I try to approach this from the direction of what gets me up and running fastest (and what has the lowest barrier to entry for my team - including communication), and then I re-factor out the guts afterwards if needed.
Practically speaking, my workflow is that I have a set of heavily unit tested and mocked out middleware and device drivers, that are portable to any ARM... So, all I need are the low-level drivers which interact with the peripherals.
I can generate them with ST-Cube, hook them into my middleware/drivers through interfaces (C++) or linking (C).
From here, I run my automated integration tests to make sure everything works on my hardware - and once that's done, I evaluate my flash usage.
If needed, I gut the generated code in favour of something hand-rolled, while being able to make sure everything is still 'correct'.

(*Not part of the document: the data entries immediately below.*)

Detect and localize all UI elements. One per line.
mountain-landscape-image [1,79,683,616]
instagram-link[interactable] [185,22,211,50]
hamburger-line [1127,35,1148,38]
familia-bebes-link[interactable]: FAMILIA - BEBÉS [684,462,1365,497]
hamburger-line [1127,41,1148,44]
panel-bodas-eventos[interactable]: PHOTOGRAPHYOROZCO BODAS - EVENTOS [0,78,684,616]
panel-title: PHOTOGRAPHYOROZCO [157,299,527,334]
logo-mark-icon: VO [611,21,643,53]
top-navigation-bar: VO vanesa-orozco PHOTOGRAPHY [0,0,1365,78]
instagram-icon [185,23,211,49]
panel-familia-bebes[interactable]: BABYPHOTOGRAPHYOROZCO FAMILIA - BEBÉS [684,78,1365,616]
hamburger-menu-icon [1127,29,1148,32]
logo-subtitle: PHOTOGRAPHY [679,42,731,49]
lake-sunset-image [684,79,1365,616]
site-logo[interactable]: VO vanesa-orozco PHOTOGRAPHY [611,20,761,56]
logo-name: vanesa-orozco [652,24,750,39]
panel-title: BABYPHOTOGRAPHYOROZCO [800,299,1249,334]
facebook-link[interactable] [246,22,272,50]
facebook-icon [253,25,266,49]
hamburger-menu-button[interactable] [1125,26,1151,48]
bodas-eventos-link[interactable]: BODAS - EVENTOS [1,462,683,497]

Also, contextually, I almost never use anything less than 32kB flash - so I don't often need to hyper-optimize.
My philosophy has been to develop an understanding of the peripheral fairly deeply, write a 'driver' for it and a bunch of documentation that will remind me of the quirks when I come back to it, and then put that in a library. The benefit is 'easy code' (just use the library) that is more efficient and smaller than generated code, and a quick spin up document if I need to dive in and do more complex work with the peripheral.